The Calgary Herald reports that a Canadian collector whose comics were stolen from a storage has thankfully recovered them, as the police caught the thief and found the stolen pamphlets:
Heath McCoy would often escape the chaos of being a teenager in the world of comic books.
So when he learned his valuable collection had been stolen late last year, he said it felt “like a kick in the gut.”
On Friday, police charged a suspect in the theft.
McCoy’s run of collecting comic books stretched until he was 20. He was so enamoured of them that he planned to become a comic-book writer, eventually settling to work at the Calgary Herald as an entertainment reporter.
His comics, along with the items of several others, were stolen from Sentinel storage in the community of Mayland Heights on Dec. 23 — although the storage company informed McCoy about the incident a week later.
[...] The books not only had great sentimental value — “My whole childhood revolved around comic books,” McCoy said — but their financial value was in the thousands of dollars.
“He must have had some inkling . . . that he better sell them off individually,” he added.

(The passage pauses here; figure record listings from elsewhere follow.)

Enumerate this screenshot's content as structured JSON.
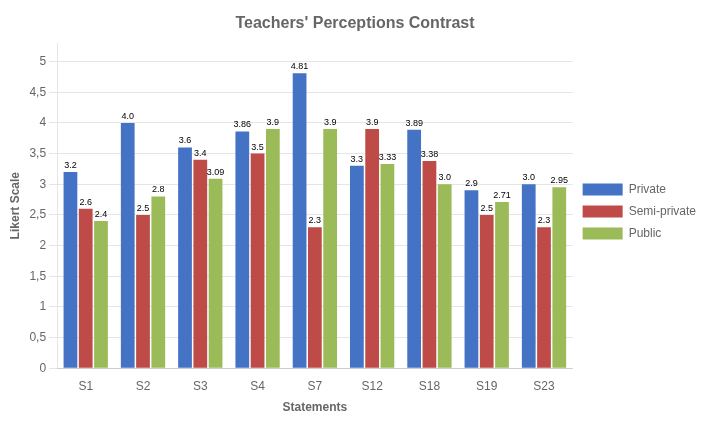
{
  "chart_data": {
    "type": "bar",
    "title": "Teachers' Perceptions Contrast",
    "xlabel": "Statements",
    "ylabel": "Likert Scale",
    "categories": [
      "S1",
      "S2",
      "S3",
      "S4",
      "S7",
      "S12",
      "S18",
      "S19",
      "S23"
    ],
    "series": [
      {
        "name": "Private",
        "color": "#4472C4",
        "values": [
          3.2,
          4.0,
          3.6,
          3.86,
          4.81,
          3.3,
          3.89,
          2.9,
          3.0
        ],
        "value_labels": [
          "3.2",
          "4.0",
          "3.6",
          "3.86",
          "4.81",
          "3.3",
          "3.89",
          "2.9",
          "3.0"
        ]
      },
      {
        "name": "Semi-private",
        "color": "#BE4B48",
        "values": [
          2.6,
          2.5,
          3.4,
          3.5,
          2.3,
          3.9,
          3.38,
          2.5,
          2.3
        ],
        "value_labels": [
          "2.6",
          "2.5",
          "3.4",
          "3.5",
          "2.3",
          "3.9",
          "3.38",
          "2.5",
          "2.3"
        ]
      },
      {
        "name": "Public",
        "color": "#9BBB59",
        "values": [
          2.4,
          2.8,
          3.09,
          3.9,
          3.9,
          3.33,
          3.0,
          2.71,
          2.95
        ],
        "value_labels": [
          "2.4",
          "2.8",
          "3.09",
          "3.9",
          "3.9",
          "3.33",
          "3.0",
          "2.71",
          "2.95"
        ]
      }
    ],
    "ylim": [
      0,
      5.3
    ],
    "yticks": [
      0,
      {
        "value": 0.5,
        "label": "0,5"
      },
      1,
      {
        "value": 1.5,
        "label": "1,5"
      },
      2,
      {
        "value": 2.5,
        "label": "2,5"
      },
      3,
      {
        "value": 3.5,
        "label": "3,5"
      },
      4,
      {
        "value": 4.5,
        "label": "4,5"
      },
      5
    ],
    "grid": true,
    "legend": "right",
    "data_labels": true
  }
}
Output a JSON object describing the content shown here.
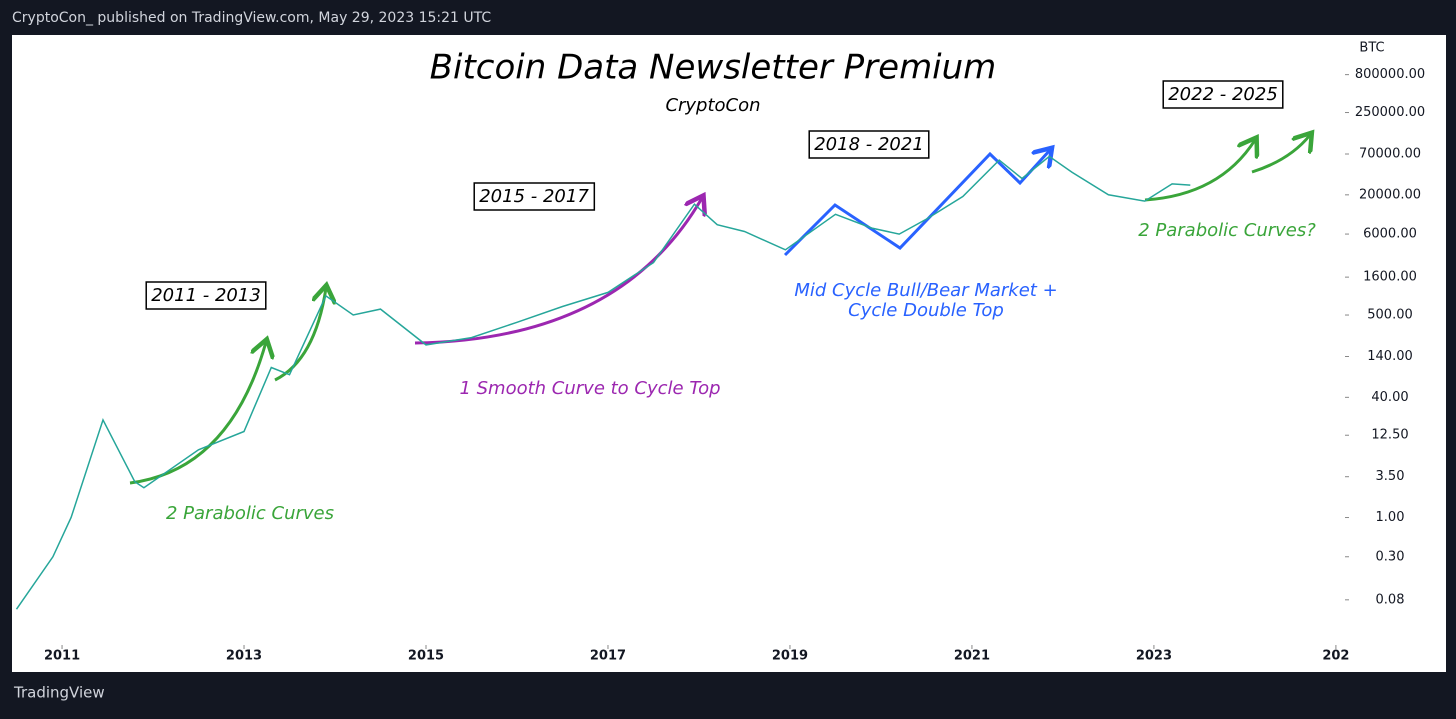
{
  "header": "CryptoCon_ published on TradingView.com, May 29, 2023 15:21 UTC",
  "footer": "TradingView",
  "chart_data": {
    "type": "line",
    "title": "Bitcoin Data Newsletter Premium",
    "subtitle": "CryptoCon",
    "y_unit": "BTC",
    "log_scale": true,
    "x": [
      2010.5,
      2010.9,
      2011.1,
      2011.45,
      2011.8,
      2011.9,
      2012.5,
      2013.0,
      2013.3,
      2013.5,
      2013.9,
      2014.2,
      2014.5,
      2015.0,
      2015.5,
      2016.0,
      2016.5,
      2017.0,
      2017.5,
      2017.95,
      2018.2,
      2018.5,
      2018.95,
      2019.5,
      2019.9,
      2020.2,
      2020.5,
      2020.9,
      2021.3,
      2021.55,
      2021.85,
      2022.1,
      2022.5,
      2022.9,
      2023.2,
      2023.4
    ],
    "series": [
      {
        "name": "BTC",
        "color": "#26a69a",
        "values": [
          0.06,
          0.3,
          1,
          20,
          3,
          2.5,
          8,
          14,
          100,
          80,
          900,
          500,
          600,
          200,
          250,
          400,
          650,
          1000,
          2500,
          15000,
          8000,
          6500,
          3700,
          11000,
          7200,
          6000,
          9500,
          19000,
          58000,
          33000,
          65000,
          40000,
          20000,
          16500,
          28000,
          27000
        ]
      }
    ],
    "xlim": [
      2010.45,
      2025.1
    ],
    "ylim": [
      0.02,
      2700000
    ],
    "xticks": [
      2011,
      2013,
      2015,
      2017,
      2019,
      2021,
      2023,
      {
        "value": 2025,
        "label": "202"
      }
    ],
    "yticks": [
      {
        "value": 800000,
        "label": "800000.00"
      },
      {
        "value": 250000,
        "label": "250000.00"
      },
      {
        "value": 70000,
        "label": "70000.00"
      },
      {
        "value": 20000,
        "label": "20000.00"
      },
      {
        "value": 6000,
        "label": "6000.00"
      },
      {
        "value": 1600,
        "label": "1600.00"
      },
      {
        "value": 500,
        "label": "500.00"
      },
      {
        "value": 140,
        "label": "140.00"
      },
      {
        "value": 40,
        "label": "40.00"
      },
      {
        "value": 12.5,
        "label": "12.50"
      },
      {
        "value": 3.5,
        "label": "3.50"
      },
      {
        "value": 1,
        "label": "1.00"
      },
      {
        "value": 0.3,
        "label": "0.30"
      },
      {
        "value": 0.08,
        "label": "0.08"
      }
    ],
    "annotations": [
      {
        "text": "2011 - 2013",
        "color": "#000000",
        "boxed": true
      },
      {
        "text": "2015 - 2017",
        "color": "#000000",
        "boxed": true
      },
      {
        "text": "2018 - 2021",
        "color": "#000000",
        "boxed": true
      },
      {
        "text": "2022 - 2025",
        "color": "#000000",
        "boxed": true
      },
      {
        "text": "2 Parabolic Curves",
        "color": "#3aa53a",
        "boxed": false
      },
      {
        "text": "1 Smooth Curve to Cycle Top",
        "color": "#9c27b0",
        "boxed": false
      },
      {
        "text": "Mid Cycle Bull/Bear Market +",
        "color": "#2962ff",
        "boxed": false
      },
      {
        "text": "Cycle Double Top",
        "color": "#2962ff",
        "boxed": false
      },
      {
        "text": "2 Parabolic Curves?",
        "color": "#3aa53a",
        "boxed": false
      }
    ]
  }
}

However, when the suspect was arrested, police retrieved three boxes of comic books dating back up to 40 years.
The guy's lucky his collection was saved. I do think, however, that he really should donate them to a museum, if he ever parts ways with them in the future, because seriously, this kind of stuff should be for everybody to see on a legitimate display in a history archive. Collectors of very old comics must start seriously considering that the speculator market isn't everything.